En équipe de France, leurs trajectoires se sont croisées. Pierre Albaladejo finissait, André Herrero commençait. Néanmoins, ces deux-là eurent le temps d’accomplir ce chef-d’œuvre que fut la victoire sur les Springboks (8-6), le samedi 25 juillet 1964, à Springs, plongeant l’Afrique du Sud dans la honte et le désespoir au point que plus jamais on ne rejoua au rugby sur le Pam Brink Stadium. « Bala » et « le Grand » furent-ils jamais meilleurs que ce jour-là ? Pas sûr. Il y a cette phrase d’Herrero : « Il faut essayer de respirer le plus haut possible. » Deux hommes si différents et si semblables.
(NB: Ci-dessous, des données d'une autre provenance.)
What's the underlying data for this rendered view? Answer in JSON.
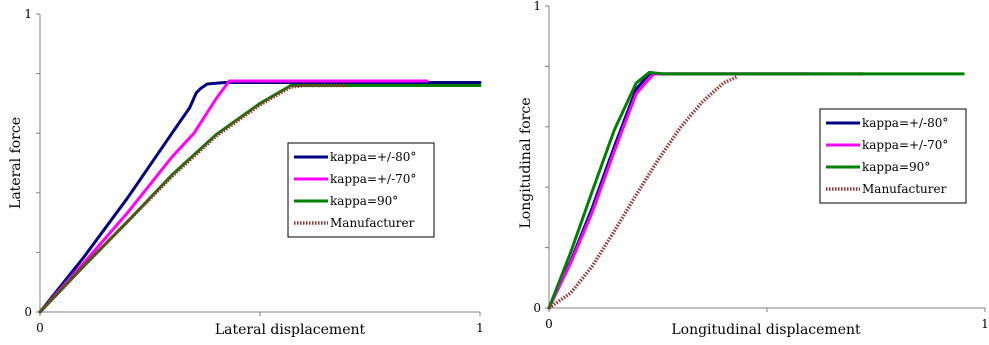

Un Dacquois au maillot rouge, celui du sang des taureaux de combat, parti du pauvre quartier du Sablar, qui, à douze ans, rossait au jeu de dames les bourgeois de la ville ; « Bala », tout d’élégance et de courtoisie, d’une grande douceur en amitié, lui qui, d’un drop-goal, gagnait les matches avec la froideur d’une dague. Un Toulonnais au maillot rouge, couleur des grandes luttes ouvrières. Si Bala devint typographe à quatorze ans, André Herrero, littéralement « le forgeron », fut dans ce port de guerre ouvrier de l’arsenal, accéda au rang de charpentier de marine et vécut de grandes fièvres le poing levé, sur le terrain et en dehors. Pierre Albaladejo fut un virtuose du jeu au pied (le droit plus précis, le gauche plus puissant), au point d’être surnommé « Mister Drop » par un journaliste de langue anglaise incapable de prononcer son nom. Plus tard, restaurateur établi (comme Herrero), il devint le premier consultant sportif de l’audiovisuel et commenta 640 matches pour la télévision. André Herrero fut un guide, un autodidacte passionné par le progrès, un regard bleu acier qui faisait resurgir chez l’adversaire des peurs ancestrales et oubliées, une course rectiligne, un décathlonien du jeu, un chef qui récitait le Chant des partisans pour se mettre en condition. Tous deux renoncèrent d’eux-mêmes au maillot bleu. Aucun ne fut champion de France. Pourtant, on se souviendra toujours de la finale de 1971, quand une godasse biterroise coupa en deux André Herrero, une ignominie. Il fallut l’évacuer. Daniel, son frère, pleurait, alors « le Grand », visage dévoré par la douleur, revint sur le terrain. Roseline, sa femme, dit simplement : « J’ai toujours pensé que mon mari était indestructible. » Pierre Albaladejo et André Herrero ont vécu du rugby le temps de l’épopée.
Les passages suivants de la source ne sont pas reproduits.